Deutscher Historikertag:Gauck besucht seine Kritiker

Bundespräsident Joachim Gauck

Die historischen Erfahrungen könnten "vor Selbstgefälligkeit und Unbelehrbarkeit warnen": Bundespräsident Joachim Gauck (Archivbild).

(Foto: dpa)

"Die Zukunft kommt nicht von selbst": Beim Deutschen Historikertag in Göttingen verteidigt Bundespräsident Gauck seine Ansichten zur Außenpolitik und den Lehren der Geschichte. Historiker hatten ihn dafür scharf kritisiert.

Von Johan Schloemann, Göttingen

Bundespräsident Joachim Gauck hat seine Ansicht verteidigt, dass aus der Geschichte Schlussfolgerungen für die heutige Politik zu ziehen seien. Bei der Eröffnung des 50. Deutschen Historikertages in Göttingen sagte Gauck am Dienstagabend, die Geschichte sei "selbst in Situationen, die unabänderlich erscheinen, beeinflussbar und gestaltbar", und diese aus der Vergangenheit gewonnene Einsicht könne "zu entschiedenem Handeln motivieren".

Die historischen Erfahrungen könnten zwar "nur selten eindeutige Handlungsoptionen für die Gegenwart bereitstellen", aber doch "vor Selbstgefälligkeit und Unbelehrbarkeit warnen", sagte Gauck in seiner Göttinger Festrede. Der Historikertag ist das europaweit größte Fachtreffen der Geschichtsforscher und Geschichtslehrer mit über 3000 Teilnehmern. Das diesjährige Motto des Kongresses, das auch viele aktuelle Assoziationen weckt, lautet "Gewinner und Verlierer".

Für eine Rede im polnischen Danzig, in der er aus der Geschichte des Zweiten Weltkrieges eine entschlossene Haltung gegenüber Russlands Präsident Putin ableitete, hatte Gauck zuletzt viel Kritik geerntet, auch von Fachhistorikern. In Göttingen vermied er es jetzt, weiteres Öl ins Feuer zu gießen und den Ukraine-Konflikt oder andere außenpolitische Krisen ausdrücklich beim Namen zu nennen.

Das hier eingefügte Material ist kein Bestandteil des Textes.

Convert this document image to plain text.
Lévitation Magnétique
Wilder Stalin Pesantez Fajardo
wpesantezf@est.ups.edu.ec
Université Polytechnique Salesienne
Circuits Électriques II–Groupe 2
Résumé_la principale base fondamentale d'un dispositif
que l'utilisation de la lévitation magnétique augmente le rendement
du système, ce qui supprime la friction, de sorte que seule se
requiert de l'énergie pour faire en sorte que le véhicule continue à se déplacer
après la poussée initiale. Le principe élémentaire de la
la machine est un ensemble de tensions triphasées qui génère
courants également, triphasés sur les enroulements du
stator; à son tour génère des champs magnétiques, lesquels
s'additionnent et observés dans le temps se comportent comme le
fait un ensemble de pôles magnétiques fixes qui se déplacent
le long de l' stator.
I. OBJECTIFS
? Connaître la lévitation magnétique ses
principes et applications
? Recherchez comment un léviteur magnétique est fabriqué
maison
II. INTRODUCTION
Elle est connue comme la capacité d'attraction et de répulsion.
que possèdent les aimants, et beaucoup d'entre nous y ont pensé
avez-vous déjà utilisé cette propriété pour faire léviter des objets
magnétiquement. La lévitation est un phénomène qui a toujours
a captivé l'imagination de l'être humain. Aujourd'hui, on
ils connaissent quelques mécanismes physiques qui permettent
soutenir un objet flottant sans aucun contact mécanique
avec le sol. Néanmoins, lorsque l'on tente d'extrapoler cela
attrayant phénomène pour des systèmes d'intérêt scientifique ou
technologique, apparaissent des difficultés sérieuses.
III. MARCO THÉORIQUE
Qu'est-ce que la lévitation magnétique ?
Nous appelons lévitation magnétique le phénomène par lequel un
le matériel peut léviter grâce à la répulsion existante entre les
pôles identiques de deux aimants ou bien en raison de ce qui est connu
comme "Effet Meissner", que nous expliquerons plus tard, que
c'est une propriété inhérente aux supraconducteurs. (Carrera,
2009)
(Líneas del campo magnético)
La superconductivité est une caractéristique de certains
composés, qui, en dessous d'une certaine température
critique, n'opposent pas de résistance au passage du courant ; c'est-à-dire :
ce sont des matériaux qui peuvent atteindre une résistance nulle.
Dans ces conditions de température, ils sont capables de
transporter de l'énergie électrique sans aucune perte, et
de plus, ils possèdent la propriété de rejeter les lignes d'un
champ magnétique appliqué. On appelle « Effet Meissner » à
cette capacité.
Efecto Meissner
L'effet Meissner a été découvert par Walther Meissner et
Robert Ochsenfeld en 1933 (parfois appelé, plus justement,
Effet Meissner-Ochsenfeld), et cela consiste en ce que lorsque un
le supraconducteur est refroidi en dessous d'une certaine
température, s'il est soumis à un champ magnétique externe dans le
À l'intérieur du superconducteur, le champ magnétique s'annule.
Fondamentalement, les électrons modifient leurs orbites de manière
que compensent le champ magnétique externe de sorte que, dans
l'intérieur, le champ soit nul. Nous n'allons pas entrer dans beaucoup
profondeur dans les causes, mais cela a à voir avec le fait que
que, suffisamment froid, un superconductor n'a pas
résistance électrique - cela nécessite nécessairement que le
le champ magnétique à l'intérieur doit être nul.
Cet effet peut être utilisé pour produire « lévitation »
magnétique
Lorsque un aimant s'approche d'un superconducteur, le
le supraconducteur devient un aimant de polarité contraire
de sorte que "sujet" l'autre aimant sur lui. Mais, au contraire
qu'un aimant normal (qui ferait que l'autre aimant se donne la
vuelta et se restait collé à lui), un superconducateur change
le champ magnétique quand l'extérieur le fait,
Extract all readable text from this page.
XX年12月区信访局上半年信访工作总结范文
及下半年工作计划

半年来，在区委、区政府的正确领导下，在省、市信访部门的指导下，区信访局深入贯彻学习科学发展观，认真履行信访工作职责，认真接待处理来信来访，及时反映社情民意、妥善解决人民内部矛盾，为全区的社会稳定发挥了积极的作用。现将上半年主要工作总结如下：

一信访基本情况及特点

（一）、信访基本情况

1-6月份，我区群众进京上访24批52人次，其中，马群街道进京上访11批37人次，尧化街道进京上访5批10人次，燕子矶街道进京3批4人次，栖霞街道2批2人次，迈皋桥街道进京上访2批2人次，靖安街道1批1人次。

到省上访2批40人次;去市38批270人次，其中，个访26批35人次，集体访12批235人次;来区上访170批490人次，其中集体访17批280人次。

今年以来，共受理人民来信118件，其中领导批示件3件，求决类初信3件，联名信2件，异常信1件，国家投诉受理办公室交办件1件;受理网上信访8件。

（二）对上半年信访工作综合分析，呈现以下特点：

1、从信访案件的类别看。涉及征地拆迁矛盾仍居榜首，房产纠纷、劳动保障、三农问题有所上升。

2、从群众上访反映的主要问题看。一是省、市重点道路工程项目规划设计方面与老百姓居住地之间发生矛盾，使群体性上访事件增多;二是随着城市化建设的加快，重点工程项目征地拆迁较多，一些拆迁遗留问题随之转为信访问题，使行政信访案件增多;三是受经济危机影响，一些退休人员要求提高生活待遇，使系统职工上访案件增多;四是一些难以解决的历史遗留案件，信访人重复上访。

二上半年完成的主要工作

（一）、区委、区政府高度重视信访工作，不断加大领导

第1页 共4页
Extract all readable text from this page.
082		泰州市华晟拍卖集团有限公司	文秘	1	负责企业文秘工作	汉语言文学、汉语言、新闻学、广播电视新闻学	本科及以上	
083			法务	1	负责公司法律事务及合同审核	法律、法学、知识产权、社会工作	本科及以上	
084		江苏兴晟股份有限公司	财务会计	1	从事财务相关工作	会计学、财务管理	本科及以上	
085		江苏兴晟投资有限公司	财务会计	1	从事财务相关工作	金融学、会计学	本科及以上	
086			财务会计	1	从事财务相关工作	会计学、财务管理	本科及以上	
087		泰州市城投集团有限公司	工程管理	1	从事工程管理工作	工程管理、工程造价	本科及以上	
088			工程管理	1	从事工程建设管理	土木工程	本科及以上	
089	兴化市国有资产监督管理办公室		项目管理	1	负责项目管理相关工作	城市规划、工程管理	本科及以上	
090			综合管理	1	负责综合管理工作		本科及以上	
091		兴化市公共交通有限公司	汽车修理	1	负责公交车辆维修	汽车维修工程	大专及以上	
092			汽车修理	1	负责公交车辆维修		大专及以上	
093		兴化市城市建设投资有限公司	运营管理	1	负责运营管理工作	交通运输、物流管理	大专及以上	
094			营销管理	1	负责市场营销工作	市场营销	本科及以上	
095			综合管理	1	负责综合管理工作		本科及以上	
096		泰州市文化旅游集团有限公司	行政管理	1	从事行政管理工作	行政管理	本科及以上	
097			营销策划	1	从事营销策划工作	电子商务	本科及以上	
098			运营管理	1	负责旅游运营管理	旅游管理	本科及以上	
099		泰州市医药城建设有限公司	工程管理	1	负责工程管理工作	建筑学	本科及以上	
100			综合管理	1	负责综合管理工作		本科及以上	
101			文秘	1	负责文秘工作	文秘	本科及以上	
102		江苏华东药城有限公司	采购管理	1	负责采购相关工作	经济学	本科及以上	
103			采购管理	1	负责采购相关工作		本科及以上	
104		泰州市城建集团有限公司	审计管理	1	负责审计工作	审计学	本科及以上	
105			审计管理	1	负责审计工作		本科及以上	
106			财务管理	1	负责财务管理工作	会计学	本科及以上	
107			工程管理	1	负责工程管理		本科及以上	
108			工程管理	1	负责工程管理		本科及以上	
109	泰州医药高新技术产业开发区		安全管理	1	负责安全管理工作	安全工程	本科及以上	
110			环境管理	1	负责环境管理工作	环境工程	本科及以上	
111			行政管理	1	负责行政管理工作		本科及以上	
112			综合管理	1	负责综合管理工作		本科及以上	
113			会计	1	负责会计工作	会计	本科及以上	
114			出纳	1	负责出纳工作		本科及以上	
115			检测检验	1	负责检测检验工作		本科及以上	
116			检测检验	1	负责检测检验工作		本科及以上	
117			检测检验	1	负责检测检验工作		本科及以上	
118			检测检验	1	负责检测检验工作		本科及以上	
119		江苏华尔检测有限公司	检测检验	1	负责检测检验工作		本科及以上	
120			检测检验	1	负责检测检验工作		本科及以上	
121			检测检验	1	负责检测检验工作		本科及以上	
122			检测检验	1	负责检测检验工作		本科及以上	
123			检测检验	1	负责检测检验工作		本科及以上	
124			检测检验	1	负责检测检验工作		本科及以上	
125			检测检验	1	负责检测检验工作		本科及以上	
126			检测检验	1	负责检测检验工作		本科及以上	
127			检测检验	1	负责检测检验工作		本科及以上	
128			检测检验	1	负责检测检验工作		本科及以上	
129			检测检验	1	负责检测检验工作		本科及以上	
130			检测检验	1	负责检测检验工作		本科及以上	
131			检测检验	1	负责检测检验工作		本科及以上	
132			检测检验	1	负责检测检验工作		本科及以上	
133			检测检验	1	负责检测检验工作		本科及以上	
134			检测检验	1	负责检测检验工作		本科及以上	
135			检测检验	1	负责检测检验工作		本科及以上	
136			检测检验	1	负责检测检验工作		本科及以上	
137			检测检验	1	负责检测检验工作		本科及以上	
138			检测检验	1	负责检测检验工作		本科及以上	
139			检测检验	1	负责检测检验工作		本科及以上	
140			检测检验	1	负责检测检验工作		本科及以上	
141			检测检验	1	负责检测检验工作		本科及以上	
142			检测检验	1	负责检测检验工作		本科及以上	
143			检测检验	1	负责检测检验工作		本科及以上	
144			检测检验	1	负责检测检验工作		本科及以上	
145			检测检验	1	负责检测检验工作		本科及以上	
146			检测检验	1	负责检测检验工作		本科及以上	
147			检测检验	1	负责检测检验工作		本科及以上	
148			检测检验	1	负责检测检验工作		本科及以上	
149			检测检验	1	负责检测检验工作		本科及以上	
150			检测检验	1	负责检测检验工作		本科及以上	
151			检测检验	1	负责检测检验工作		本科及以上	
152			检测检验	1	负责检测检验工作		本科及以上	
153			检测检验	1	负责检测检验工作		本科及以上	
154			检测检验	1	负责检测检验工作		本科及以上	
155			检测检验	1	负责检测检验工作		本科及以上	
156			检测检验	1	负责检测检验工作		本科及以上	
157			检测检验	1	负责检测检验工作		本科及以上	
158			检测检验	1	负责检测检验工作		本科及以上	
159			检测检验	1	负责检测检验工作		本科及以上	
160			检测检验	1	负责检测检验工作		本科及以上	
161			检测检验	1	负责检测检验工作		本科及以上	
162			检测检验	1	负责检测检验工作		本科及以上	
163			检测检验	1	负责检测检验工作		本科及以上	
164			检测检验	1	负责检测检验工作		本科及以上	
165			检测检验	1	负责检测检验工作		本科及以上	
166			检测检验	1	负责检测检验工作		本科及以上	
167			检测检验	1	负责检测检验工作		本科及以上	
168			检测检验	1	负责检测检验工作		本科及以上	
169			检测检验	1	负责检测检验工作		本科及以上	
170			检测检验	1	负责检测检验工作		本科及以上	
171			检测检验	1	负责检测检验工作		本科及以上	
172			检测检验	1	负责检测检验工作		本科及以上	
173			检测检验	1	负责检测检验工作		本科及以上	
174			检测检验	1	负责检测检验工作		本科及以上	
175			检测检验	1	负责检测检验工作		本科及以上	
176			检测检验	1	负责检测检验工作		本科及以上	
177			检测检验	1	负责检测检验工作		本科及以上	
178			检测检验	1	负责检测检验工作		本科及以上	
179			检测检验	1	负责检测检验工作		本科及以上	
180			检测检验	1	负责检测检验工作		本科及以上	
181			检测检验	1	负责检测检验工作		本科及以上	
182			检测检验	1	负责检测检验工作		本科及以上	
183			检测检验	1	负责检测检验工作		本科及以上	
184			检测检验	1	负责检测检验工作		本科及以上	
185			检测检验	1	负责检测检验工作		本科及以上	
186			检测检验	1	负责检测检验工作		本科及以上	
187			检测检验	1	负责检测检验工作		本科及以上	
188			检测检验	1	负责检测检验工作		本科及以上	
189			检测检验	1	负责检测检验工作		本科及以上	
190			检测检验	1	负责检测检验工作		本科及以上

Er hielt lieber eine tiefgehende, sehr nachdenkliche Rede. Und doch war Joachim Gaucks Tendenz wieder eindeutig: Der Bundespräsident sprach erneut von Deutschlands Verantwortung, sich "in Wort und Tat" für "Frieden, Freiheit und Gerechtigkeit" einzusetzen. Er verwies auf das Versagen der Außenpolitik vor dem Ersten Weltkrieg sowie auf die friedlichen Revolutionen von 1989 - und mahnte die Zeitgenossen mit den Worten: "Die Zukunft kommt nicht von selbst."